From 50605d6dadb8a366a172950adf4af1b5fd581931 Mon Sep 17 00:00:00 2001
From: Sreekanth Vadigi <sreekanth.vadigi@databricks.com>
Date: Thu, 18 Jun 2026 10:14:42 +0000
Subject: [PATCH] Redact Azure and GCS presigned URL credentials in logs

RequestSanitizer only redacted three AWS query params (case-sensitively),
so Azure SAS (sig) and GCS (X-Goog-Signature/Credential) presigned URLs
were logged with usable credentials. Extends the redaction set to cover
all three clouds and matches case-insensitively.

Co-authored-by: Isaac
Signed-off-by: Sreekanth Vadigi <sreekanth.vadigi@databricks.com>
---
 NEXT_CHANGELOG.md                             |  1 +
 .../dbclient/impl/http/RequestSanitizer.java  | 18 ++++++++--
 .../impl/http/RequestSanitizerTest.java       | 35 +++++++++++++++++++
 3 files changed, 52 insertions(+), 2 deletions(-)
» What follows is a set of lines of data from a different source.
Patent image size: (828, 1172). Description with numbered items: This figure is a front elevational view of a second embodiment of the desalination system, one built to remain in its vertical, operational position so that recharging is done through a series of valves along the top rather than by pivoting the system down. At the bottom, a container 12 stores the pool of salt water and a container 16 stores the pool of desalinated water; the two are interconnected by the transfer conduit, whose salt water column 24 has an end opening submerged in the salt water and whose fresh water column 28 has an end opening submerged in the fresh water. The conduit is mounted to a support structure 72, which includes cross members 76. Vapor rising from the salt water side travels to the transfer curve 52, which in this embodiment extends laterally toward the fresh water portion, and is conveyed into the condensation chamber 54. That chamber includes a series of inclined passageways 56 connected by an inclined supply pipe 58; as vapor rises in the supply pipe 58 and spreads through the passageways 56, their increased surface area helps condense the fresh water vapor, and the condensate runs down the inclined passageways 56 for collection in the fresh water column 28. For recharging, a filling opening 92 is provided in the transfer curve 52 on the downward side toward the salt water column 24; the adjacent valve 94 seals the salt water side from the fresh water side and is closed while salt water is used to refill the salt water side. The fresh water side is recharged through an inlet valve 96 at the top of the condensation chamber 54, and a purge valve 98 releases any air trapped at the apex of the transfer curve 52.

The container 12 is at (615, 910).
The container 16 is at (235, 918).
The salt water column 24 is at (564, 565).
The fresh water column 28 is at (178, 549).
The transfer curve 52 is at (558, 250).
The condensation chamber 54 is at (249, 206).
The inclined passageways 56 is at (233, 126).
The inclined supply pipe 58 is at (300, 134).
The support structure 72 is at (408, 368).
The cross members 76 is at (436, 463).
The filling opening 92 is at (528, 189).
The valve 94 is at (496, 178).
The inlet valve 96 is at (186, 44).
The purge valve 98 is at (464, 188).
diff --git a/NEXT_CHANGELOG.md b/NEXT_CHANGELOG.md
index a972de65e2..f516b04505 100644
--- a/NEXT_CHANGELOG.md
+++ b/NEXT_CHANGELOG.md
@@ -7,6 +7,7 @@
 ### Updated
 
 ### Fixed
+- Fixed presigned URL credentials not being fully redacted in logs.
 - Fixed `setCatalog()` and `setSchema()` producing invalid SQL (e.g. `SET CATALOG ``name``) when the catalog or schema name was passed already wrapped in backticks. Backticks are now stripped before wrapping, and `getCatalog()`/`getSchema()` return the bare identifier name.
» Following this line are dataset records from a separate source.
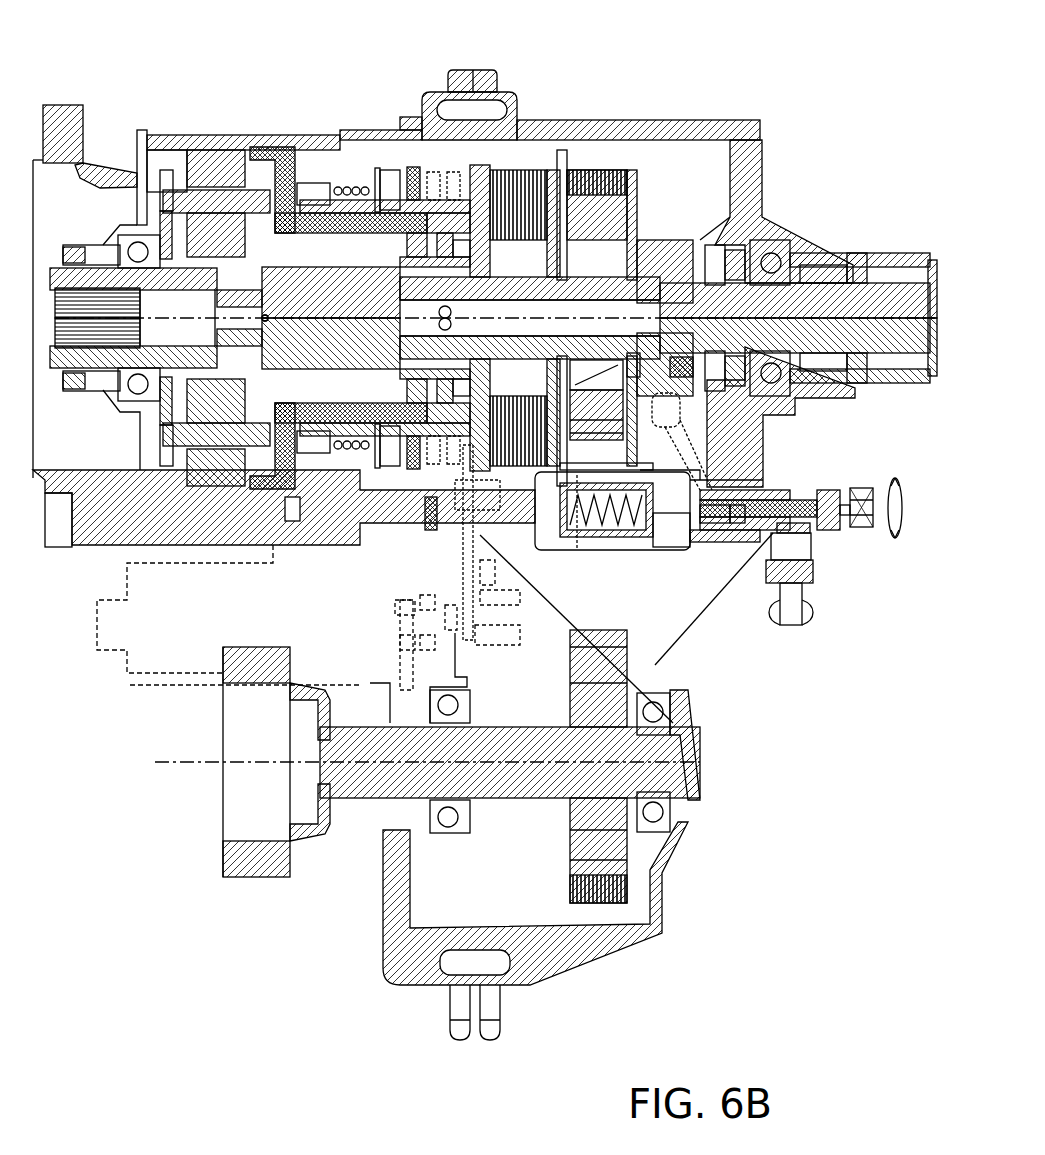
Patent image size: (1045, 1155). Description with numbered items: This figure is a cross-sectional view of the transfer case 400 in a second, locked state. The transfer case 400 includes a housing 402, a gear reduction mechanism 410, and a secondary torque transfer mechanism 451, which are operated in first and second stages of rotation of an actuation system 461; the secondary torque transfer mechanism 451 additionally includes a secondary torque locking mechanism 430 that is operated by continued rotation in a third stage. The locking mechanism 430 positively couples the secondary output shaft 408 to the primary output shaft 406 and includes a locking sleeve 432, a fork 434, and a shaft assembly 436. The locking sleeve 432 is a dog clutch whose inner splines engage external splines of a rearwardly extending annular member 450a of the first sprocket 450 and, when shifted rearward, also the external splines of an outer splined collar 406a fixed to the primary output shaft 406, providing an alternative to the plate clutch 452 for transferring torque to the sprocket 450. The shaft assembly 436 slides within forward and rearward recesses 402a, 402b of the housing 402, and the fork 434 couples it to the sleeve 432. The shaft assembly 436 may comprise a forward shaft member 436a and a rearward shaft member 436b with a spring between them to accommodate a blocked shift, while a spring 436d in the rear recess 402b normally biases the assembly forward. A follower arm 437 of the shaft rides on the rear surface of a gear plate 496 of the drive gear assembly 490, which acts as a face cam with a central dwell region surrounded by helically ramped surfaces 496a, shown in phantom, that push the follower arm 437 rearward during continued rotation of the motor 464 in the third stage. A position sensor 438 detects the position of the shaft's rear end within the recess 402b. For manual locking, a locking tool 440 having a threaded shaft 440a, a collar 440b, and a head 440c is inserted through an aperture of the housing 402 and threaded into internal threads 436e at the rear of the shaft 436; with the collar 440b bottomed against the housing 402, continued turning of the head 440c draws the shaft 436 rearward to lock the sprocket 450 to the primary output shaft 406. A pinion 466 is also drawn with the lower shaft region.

The transfer case 400 is at (707, 67).
The housing 402 is at (752, 130).
The forward recess 402a is at (285, 500).
The rearward recess 402b is at (813, 480).
The primary output shaft 406 is at (833, 262).
The outer splined collar 406a is at (790, 237).
The secondary output shaft 408 is at (400, 575).
The gear reduction mechanism 410 is at (270, 122).
The secondary torque locking mechanism 430 is at (850, 712).
The locking sleeve 432 is at (747, 533).
The fork 434 is at (715, 485).
The shaft assembly 436 is at (700, 497).
The forward shaft member 436a is at (688, 700).
The rearward shaft member 436b is at (712, 503).
The spring 436d is at (812, 532).
The internal threads 436e is at (737, 500).
The follower arm 437 is at (453, 540).
The position sensor 438 is at (812, 548).
The locking tool 440 is at (908, 507).
The threaded shaft 440a is at (770, 497).
The collar 440b is at (845, 533).
The head 440c is at (876, 497).
The first sprocket 450 is at (630, 232).
The annular member 450a is at (745, 225).
The secondary torque transfer mechanism 451 is at (590, 205).
The plate clutch 452 is at (552, 153).
The actuation system 461 is at (384, 155).
The motor 464 is at (400, 445).
The pinion gear 466 is at (450, 625).
The drive gear assembly 490 is at (406, 165).
The gear plate 496 is at (432, 458).
The helically ramped surfaces 496a is at (424, 530).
 - Fixed metadata SQL generation for catalog, schema, and table identifiers containing backticks.
 - Fixed SEA result truncation when direct results are disabled. Large, highly-compressible results that span multiple chunks were delivered inline via the old hybrid path and truncated to the first chunk. The SQL Execution path now uses an async (`0s`) wait timeout when direct results are disabled, so results are returned via external links and fetched in full.
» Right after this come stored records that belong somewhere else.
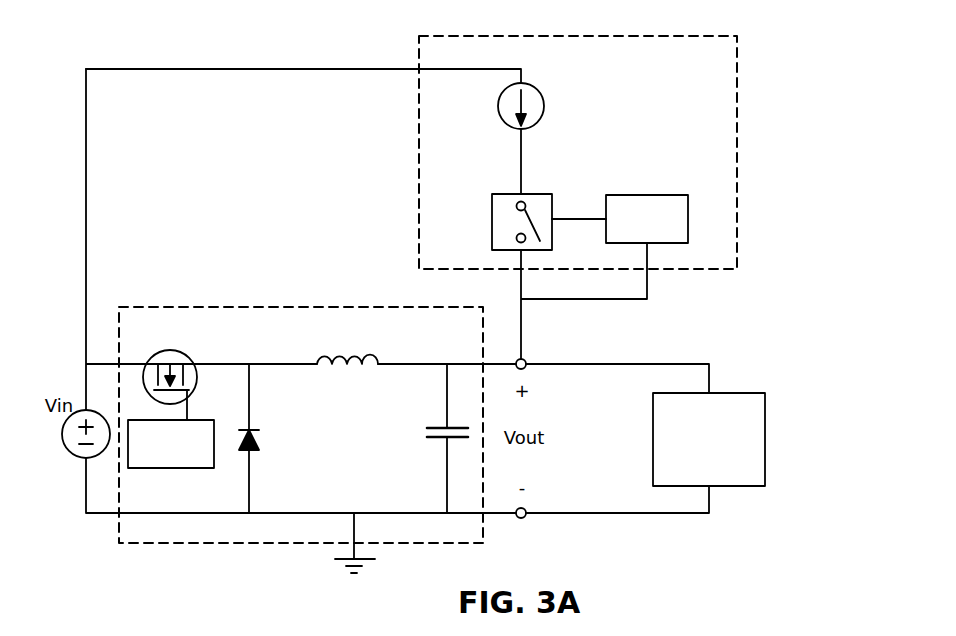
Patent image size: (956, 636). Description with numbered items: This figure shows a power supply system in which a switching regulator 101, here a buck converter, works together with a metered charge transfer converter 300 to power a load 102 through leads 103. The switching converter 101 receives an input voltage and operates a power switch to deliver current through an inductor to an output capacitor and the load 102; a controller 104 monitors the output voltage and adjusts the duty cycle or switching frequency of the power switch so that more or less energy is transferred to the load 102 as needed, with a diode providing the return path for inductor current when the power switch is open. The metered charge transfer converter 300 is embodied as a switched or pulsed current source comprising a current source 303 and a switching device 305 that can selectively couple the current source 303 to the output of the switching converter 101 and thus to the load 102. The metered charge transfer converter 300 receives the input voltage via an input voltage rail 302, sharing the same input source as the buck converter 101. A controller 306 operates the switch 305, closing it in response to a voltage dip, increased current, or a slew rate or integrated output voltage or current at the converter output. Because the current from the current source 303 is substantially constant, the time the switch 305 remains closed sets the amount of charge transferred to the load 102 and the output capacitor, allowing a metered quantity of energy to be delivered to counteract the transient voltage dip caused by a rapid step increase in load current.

The metered charge transfer converter 300 is at (623, 197).
The input voltage rail 302 is at (267, 73).
The current source 303 is at (512, 130).
The switching device 305 is at (533, 194).
The controller 306 is at (642, 195).
The switching converter 101 is at (301, 444).
The controller 104 is at (147, 468).
The leads 103 is at (678, 364).
The load 102 is at (748, 486).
diff --git a/src/main/java/com/databricks/jdbc/dbclient/impl/http/RequestSanitizer.java b/src/main/java/com/databricks/jdbc/dbclient/impl/http/RequestSanitizer.java
index e31e14ddba..d20d455de9 100644
--- a/src/main/java/com/databricks/jdbc/dbclient/impl/http/RequestSanitizer.java
+++ b/src/main/java/com/databricks/jdbc/dbclient/impl/http/RequestSanitizer.java
@@ -3,11 +3,25 @@
 import java.net.URI;
 import java.net.URISyntaxException;
 import java.util.List;
+import java.util.Set;
+import java.util.TreeSet;
 import org.apache.http.client.methods.HttpUriRequest;
 
 public class RequestSanitizer {
-  private static final List<String> SENSITIVE_QUERY_PARAMS =
-      List.of("X-Amz-Security-Token", "X-Amz-Signature", "X-Amz-Credential");
+  // Signature/credential params in AWS, Azure (sig) and GCS presigned URLs.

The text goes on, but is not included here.